His love of books began at an early age when he developed health problems and was confined to his bed. He decided to become an illustrator after watching Walt Disney’s film Fantasia at the age of twelve.
As a teen he spent many hours sketching neighbourhood children as they played. These children were represented in A Hole Is to Dig (1952), a book by Ruth Kraus that brought Sendak his first fame. Sendak went to art school for a short time, then went on to learn about his profession, on his own.
One of his first professional commissions was to create window displays for the toy store F.A.O. Schwarz. His illustrations were first published in 1947 in a textbook titled Atomics for the Millions by Dr. Maxwell Leigh Eidinoff. He spent much of the 1950s illustrating children’s books written by others before beginning to write his own stories.

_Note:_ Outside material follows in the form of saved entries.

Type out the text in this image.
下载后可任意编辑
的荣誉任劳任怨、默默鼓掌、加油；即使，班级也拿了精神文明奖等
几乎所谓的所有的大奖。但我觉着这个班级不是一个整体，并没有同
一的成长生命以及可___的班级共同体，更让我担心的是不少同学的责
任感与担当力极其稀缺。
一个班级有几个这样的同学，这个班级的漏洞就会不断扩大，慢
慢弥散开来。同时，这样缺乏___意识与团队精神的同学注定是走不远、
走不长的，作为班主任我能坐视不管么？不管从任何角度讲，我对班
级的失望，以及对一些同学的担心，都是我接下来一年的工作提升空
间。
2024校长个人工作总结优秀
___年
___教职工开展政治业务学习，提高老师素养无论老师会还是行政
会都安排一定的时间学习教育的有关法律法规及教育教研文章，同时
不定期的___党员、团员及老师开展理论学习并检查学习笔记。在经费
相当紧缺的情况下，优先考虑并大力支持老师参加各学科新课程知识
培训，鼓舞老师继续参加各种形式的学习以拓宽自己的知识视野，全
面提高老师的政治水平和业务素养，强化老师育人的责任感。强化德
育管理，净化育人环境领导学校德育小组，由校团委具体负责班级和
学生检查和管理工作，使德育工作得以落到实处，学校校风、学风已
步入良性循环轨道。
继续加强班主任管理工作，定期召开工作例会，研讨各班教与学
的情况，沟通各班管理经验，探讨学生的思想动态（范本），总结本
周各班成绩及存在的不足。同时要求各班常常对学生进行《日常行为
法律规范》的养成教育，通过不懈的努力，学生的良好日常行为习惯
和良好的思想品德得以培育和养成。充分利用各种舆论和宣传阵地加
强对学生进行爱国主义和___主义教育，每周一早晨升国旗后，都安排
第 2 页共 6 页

Sendak’s ability to remember the sounds and feelings of particular childhood moments were demonstrated in his best-known work, Where the Wild Things Are (1963).
He won the 1964 Caldecott Medal for this book. He later wrote and illustrated two companion books: In the Night Kitchen (1970) and Outside Over There (1981). The latter received a 1982 American Book Award.
Sendak has said the three works are about “how children manage to get through childhood…how they defeat boredom, worries and fear, and find joy.”
Sendak illustrated some ninety children’s books. In 1970, he won the international Hans Christian Andersen Medal for the body of his illustrated work. He was the first American to receive this highest honor in children’s book publishing.
In 1983, Sendak won the Laura Ingalls Wilder Award, given by the American Library Association for an entire body of work.
In 1996, U.S. president Bill Clinton presented Sendak with the National Medal of Arts.
Later in his carrer, the artist designed sets and costumes for the ballet and for a number of grand operas in the United States and England.
In 2003 Sendak received the first Astrid Lindgren Memorial Award, the Swedish government’s international prize for children’s literature.
Throughout the past fifty years, Maurice Sendak has been one of the most consistently inventive and challenging voices in children’s literature.
His books and productions are among the best-loved imaginative works of their time. Like the Grimm brothers before him, Sendak has created a body of work both entertaining and educational, which will continue to be popular for generations.